前言:
本片文章主要对爬虫爬取网页数据来进行一个简单的解答,对与其中的数据来进行一个爬取。
Python版本:3.7.3
IDE:PyCharm
所需库:requests ,parsel
我们需要获取以下数据:
'地区', '店名', '标题', '价格', '浏览次数', '卖家承诺', '在售只数',
'年龄', '品种', '预防', '联系人', '联系方式', '异地运费', '是否纯种',
'猫咪性别', '驱虫情况', '能否视频', '详情页'
- # _*_ coding : utf-8 _*_
- # @Time : 2023/9/3 23:03
- # @Author : HYT
- # @File : 猫
- # @Project : 爬虫教程
- import requests
- import parsel
- import csv
- url ='http://www.maomijiaoyi.com/index.php?/list_0_78_0_0_0_0.html'
-
- headers = {
- 'User-Agent': 'Mozilla/5.0 (Windows NT 10.0; Win64; x64) AppleWebKit/537.36 (KHTML, like Gecko) Chrome/89.0.4389.90 Safari/537.36'
- }
- response = requests.get(url=url, headers=headers)
- selector = parsel.Selector(response.text)
- href = selector.css('div.content:nth-child(1) a::attr(href)').getall()
- areas = selector.css('div.content:nth-child(1) a .area span.color_333::text').getall()
- areas = [i.strip() for i in areas]
- zip_data = zip(href, areas)
- for index in zip_data:
- # http://www.maomijiaoyi.com/index.php?/chanpinxiangqing_546549.html
- index_url = 'http://www.maomijiaoyi.com' + index[0]
- response_1 = requests.get(url=index_url, headers=headers)

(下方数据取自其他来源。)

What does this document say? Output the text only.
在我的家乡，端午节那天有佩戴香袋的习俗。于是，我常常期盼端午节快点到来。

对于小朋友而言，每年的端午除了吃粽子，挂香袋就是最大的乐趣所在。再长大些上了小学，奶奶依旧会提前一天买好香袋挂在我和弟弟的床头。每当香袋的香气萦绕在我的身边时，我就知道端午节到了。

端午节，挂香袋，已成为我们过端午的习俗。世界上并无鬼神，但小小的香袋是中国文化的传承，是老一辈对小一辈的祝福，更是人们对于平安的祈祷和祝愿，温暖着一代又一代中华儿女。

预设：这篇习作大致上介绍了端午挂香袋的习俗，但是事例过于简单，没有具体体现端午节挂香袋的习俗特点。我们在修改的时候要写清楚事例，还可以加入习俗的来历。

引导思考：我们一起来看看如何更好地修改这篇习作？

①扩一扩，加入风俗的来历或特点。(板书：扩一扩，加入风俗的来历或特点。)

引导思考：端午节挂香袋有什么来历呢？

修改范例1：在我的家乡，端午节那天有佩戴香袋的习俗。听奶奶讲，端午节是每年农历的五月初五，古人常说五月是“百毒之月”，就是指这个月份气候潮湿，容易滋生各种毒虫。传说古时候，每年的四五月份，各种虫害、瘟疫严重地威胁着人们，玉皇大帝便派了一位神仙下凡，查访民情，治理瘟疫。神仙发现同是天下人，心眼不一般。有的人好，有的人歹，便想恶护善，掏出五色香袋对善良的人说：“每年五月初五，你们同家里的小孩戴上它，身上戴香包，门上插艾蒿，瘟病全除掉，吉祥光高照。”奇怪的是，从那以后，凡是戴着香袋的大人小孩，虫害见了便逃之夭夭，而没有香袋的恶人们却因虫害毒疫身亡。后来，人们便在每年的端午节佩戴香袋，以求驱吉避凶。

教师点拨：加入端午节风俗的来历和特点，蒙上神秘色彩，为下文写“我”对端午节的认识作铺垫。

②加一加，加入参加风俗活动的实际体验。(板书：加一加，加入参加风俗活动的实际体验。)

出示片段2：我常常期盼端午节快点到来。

- selector_1 = parsel.Selector(response_1.text)
- area = index[1] # 地区
- shop = selector_1.css('.dinming::text').get().strip() # 店名
- title = selector_1.css('.detail_text .title::text').get().strip() # 标题
- price = selector_1.css('span.red.size_24::text').get() # 价格
- views = selector_1.css('.info1 span:nth-child(4)::text').get() # 浏览次数
- promise = selector_1.css('.info1 div:nth-child(2) span::text').get().replace('卖家承诺: ', '') # 卖家承诺
- sale = selector_1.css('.info2 div:nth-child(1) div.red::text').get() # 在售
- age = selector_1.css('.info2 div:nth-child(2) div.red::text').get() # 年龄
- breed = selector_1.css('.info2 div:nth-child(3) div.red::text').get() # 品种
- safe = selector_1.css('.info2 div:nth-child(4) div.red::text').get() # 预防
- people = selector_1.css('div.detail_text .user_info div:nth-child(1) .c333::text').get() # 联系人
- phone = selector_1.css('div.detail_text .user_info div:nth-child(2) .c333::text').get() # 联系方式
- fare = selector_1.css('div.detail_text .user_info div:nth-child(3) .c333::text').get().strip() # 异地运费
- purebred = selector_1.css(
- '.xinxi_neirong div:nth-child(1) .item_neirong div:nth-child(1) .c333::text').get().strip() # 是否纯种
- sex = selector_1.css(
- '.xinxi_neirong div:nth-child(1) .item_neirong div:nth-child(4) .c333::text').get().strip() # 猫咪性别
- worming = selector_1.css(
- '.xinxi_neirong div:nth-child(2) .item_neirong div:nth-child(2) .c333::text').get().strip() # 驱虫情况
- video = selector_1.css(
- '.xinxi_neirong div:nth-child(2) .item_neirong div:nth-child(4) .c333::text').get().strip() # 能否视频
- dit = {
- '地区': area,
- '店名': shop,
- '标题': title,
- '价格': price,
- '浏览次数': views,
- '卖家承诺': promise,
- '在售只数': sale,
- '年龄': age,
- '品种': breed,
- '预防': safe,
- '联系人': people,
- '联系方式': phone,
- '异地运费': fare,
- '是否纯种': purebred,
- '猫咪性别': sex,
- '驱虫情况': worming,
- '能否视频': video,
- '详情页': index_url,
- }
- print(area, shop, title, price, views, promise, sale, age, breed,
- safe, people, phone, fare, purebred, sex, worming, video, index_url, sep=' | ')